While some find the lack of a governing body a positive attribute of cryptocurrency, others say that, and the pseudonymity users have on the trading platforms, are pitfalls. 

According to the U.S. Department of the Treasury, cryptocurrency has been associated with scams, heists, trafficking and other illegal activities. However, pseudonymity and the lack of a central authority to oversee transactions make it difficult to stop illicit transactions.

Alan Tomhave, YSU philosophy professor and chair of humanities and social sciences, said a regulatory body and accountability would mitigate harms associated with cryptocurrency.

“The people who are in control and make sure that the cryptocurrency is working properly have an obligation to keep an eye on who is using it,” Tomhave said. “Otherwise, you are creating a tool that can be used to engage in moral wrong or the conditions that allow for this to occur.”

Tomhave said decentralization has historically been used for good, which makes it a difficult line to draw when weighing the harms and benefits of cryptocurrency.

“We have seen cryptocurrency used to send money to Ukraine to pay for humanitarian aid, equipment or to help fight the Russian army.
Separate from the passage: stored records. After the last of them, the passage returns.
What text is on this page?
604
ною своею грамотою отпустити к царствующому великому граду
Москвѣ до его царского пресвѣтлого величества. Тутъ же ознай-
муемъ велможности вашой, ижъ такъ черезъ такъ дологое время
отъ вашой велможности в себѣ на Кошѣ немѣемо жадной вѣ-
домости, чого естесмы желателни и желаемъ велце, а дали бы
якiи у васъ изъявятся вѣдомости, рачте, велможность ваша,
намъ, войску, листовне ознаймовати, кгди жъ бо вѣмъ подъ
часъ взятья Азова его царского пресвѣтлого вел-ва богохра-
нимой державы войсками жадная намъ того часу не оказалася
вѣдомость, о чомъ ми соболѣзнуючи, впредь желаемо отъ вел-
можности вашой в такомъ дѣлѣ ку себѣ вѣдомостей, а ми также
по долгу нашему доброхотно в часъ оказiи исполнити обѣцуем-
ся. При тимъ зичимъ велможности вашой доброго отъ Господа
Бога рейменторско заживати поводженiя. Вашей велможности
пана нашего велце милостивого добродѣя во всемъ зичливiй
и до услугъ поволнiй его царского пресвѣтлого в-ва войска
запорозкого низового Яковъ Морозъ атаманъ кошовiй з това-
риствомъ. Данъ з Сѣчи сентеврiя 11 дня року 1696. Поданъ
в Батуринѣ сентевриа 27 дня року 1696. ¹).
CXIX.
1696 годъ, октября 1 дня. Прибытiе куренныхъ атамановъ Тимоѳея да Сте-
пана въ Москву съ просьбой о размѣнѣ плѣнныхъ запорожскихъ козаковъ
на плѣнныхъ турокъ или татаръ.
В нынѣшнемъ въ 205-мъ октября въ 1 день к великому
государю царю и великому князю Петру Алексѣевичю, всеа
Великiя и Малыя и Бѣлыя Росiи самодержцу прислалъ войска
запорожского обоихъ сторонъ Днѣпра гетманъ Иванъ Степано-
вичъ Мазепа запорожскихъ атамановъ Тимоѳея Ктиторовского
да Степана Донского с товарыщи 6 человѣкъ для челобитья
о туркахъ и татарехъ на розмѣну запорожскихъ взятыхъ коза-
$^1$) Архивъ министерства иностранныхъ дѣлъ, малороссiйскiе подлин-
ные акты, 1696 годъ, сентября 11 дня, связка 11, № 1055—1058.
This is a good cause,” Tomhave said.

The Biden administration recently started discussing potential ideas to regulate cryptocurrency to mitigate harms and expand the benefits.

Yu said the blockchain that cryptocurrency uses can protect users from fraud. The blockchain is a distributed database to keep a record of the different transactions between different parties. 

“Consensus is that when A transfers money to B, the A has to broadcast the message to everyone in the blockchain, and those involved need to verify this. This will avoid the fraud within the blockchain,” Yu said. 

Sumell said with cryptocurrency’s growing popularity and the constant advancement of technology, cryptocurrency is not going away anytime soon.

“Cryptocurrencies will be around for the long-term because of the potential advantages associated with them and how well known they are now,” Sumell said.